Antes de desaparecerem pessoas, tinha desaparecido a montanha. A mãe contava que foi depois que os aviões com o símbolo da nova empresa que se instalara sobrevoaram baixo a região. A eles, seguiu-se a chegada das máquinas gigantescas, ainda mais colossais aos seus olhos de menina. Depois vieram as escavações, as barragens, o barulho dos equipamentos, as explosões que faziam tremer as paredes e que derrubaram no chão o quadro ovalado sobre a porta que exibia a foto do casamento da avó e do avô. Retrato batido ao ar livre, a montanha de fundo, à beira do rio. Naquela primeira vez, segundo a mãe, os cacos de vidro se misturaram ao pó preto repleto de partículas luminosas que cobria tudo. Até os lábios da avó, trêmulos de dor, enquanto seu lado da foto, juntamente com a paisagem de fundo, esmaecia-se no chão.

Incríveis as coisas às quais o ser humano se habitua. Ruídos ensurdecedores; cacos quebrados de vidros, de paisagens ou de relações; um antes inteiro reduzido a pó. A doença da avó era cotidiana. O pó também. Ela pairava sobre a cama, pousava-se em seus olhos doloridos de um socorro mudo, incrustava-se no quarto lúgubre desde que eu me entendia por gente. O pó pairava no ar, pousava nos móveis, incrustava-se na sola dos pés. Não sabíamos o que era não ter a avó enferma, assim como não sabíamos o que era não ter os pés cor de grafite, como se aquela fosse a natureza da própria pele ali embaixo, cinzenta, mas também parecendo quase brilhante, metalizada. Tínhamos pés de ferro, assim como ferruginosa era a água que bebíamos e, mesmo que na escola tivessem explicado que a oxirredução era um fenômeno inverso, enferrujado era o oxigênio que respirávamos. Eu nunca notara que sangue também tinha gosto de ferrugem, até aquele dia.

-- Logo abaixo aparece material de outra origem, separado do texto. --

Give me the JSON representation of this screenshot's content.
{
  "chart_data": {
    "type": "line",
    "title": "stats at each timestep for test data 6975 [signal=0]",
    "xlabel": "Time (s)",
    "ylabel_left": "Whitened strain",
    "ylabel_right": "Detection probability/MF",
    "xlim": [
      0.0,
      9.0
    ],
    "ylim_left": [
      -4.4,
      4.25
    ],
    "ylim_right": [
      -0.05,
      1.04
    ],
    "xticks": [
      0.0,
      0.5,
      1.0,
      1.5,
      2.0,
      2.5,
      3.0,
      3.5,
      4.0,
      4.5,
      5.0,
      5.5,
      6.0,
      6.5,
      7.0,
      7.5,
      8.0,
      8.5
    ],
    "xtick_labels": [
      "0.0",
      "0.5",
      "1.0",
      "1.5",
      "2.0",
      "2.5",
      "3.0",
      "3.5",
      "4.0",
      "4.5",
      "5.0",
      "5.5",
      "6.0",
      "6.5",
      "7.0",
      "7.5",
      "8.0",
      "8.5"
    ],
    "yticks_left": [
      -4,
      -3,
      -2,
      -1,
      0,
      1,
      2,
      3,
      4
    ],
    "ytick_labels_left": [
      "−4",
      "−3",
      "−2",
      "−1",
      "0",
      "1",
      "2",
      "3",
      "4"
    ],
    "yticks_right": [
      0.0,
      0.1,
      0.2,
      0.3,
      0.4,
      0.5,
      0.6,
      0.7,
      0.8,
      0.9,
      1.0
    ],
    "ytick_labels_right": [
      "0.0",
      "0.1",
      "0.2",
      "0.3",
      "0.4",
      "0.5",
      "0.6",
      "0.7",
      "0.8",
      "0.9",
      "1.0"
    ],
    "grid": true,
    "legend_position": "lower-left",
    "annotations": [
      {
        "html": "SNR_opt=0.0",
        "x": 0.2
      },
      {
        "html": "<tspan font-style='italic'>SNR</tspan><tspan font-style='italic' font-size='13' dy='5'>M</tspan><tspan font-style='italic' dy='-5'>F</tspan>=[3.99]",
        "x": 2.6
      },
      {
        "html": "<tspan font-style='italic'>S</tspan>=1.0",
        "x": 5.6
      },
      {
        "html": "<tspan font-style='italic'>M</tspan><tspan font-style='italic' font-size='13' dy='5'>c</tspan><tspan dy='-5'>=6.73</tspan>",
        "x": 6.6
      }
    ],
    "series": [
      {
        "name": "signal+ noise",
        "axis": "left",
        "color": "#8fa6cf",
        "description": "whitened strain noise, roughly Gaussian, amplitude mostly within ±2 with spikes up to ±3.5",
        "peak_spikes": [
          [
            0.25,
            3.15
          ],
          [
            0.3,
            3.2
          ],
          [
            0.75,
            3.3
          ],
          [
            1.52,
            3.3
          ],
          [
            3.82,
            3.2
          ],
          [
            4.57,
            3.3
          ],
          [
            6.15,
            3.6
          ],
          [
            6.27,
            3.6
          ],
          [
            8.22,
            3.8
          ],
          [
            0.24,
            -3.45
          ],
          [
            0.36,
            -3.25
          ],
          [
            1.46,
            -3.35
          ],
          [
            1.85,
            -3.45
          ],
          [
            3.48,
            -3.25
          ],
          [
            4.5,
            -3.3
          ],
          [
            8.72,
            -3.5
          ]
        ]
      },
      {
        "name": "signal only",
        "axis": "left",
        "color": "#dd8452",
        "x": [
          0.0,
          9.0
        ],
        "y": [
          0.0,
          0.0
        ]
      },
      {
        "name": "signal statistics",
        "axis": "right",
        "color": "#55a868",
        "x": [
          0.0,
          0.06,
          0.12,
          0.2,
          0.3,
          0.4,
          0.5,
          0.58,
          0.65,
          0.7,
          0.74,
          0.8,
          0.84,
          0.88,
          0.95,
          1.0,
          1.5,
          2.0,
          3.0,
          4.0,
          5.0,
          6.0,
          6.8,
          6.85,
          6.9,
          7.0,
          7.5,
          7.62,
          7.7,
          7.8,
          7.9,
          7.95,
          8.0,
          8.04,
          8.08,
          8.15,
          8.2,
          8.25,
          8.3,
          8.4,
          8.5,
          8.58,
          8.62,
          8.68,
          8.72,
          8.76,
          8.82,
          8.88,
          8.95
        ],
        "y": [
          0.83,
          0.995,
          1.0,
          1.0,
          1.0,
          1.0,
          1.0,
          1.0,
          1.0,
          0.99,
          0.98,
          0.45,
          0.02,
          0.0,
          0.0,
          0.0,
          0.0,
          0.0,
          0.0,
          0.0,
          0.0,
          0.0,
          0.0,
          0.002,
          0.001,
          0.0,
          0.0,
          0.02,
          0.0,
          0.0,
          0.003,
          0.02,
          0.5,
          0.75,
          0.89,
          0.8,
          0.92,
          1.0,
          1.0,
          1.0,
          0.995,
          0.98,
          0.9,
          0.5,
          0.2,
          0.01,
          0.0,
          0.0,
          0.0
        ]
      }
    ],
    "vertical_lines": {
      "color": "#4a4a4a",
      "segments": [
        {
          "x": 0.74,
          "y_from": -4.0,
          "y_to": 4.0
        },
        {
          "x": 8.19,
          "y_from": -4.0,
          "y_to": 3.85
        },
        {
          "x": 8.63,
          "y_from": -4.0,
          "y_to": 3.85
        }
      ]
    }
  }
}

Não lembro o que veio primeiro, se o estouro ou os gritos. A única certeza é a de que não foi o alarme, que só mais tarde saberíamos não ter soado por ter sido uma das primeiras coisas engolfadas pela lama. O alarme e as ruas. O alarme e as casas da várzea. O alarme e os carros. O alarme e os animais domésticos. O alarme e centenas de pessoas. Ilhados no topo do morro do qual havia anos também tentavam nos tirar — para, com outros tantos anos, tirarem-no de nós — observamos da janela a lama varrer todo o vale. Do quarto, com uma voz que eu nunca ouvira a não ser em gemidos, a avó também gritou.

Watu! Watu!

E os berros no vale.

Calma, avó. Não vai chegar aqui. A lama não vai chegar aqui.

E o choro na sala.

O avô! Watu!

Respira, avó. Respira.

A lama… Matou Watu. A lama matou o avô.

Quis dizer-lhe que o avô morrera havia muito. Que a mina levara o avô bem antes da lama. Que o avô era apenas um retrato numa fotografia sem vidro sobre a porta. Mordi a língua, sem conseguir, e o sabor do ferro inundou minha boca. Em seus olhos abertos, e depois definitivamente fechados, o desespero. 

Quando a mãe entrou no quarto, rosto molhado e moldura ovalada em punho, o avô tinha se apagado da foto. O rio também.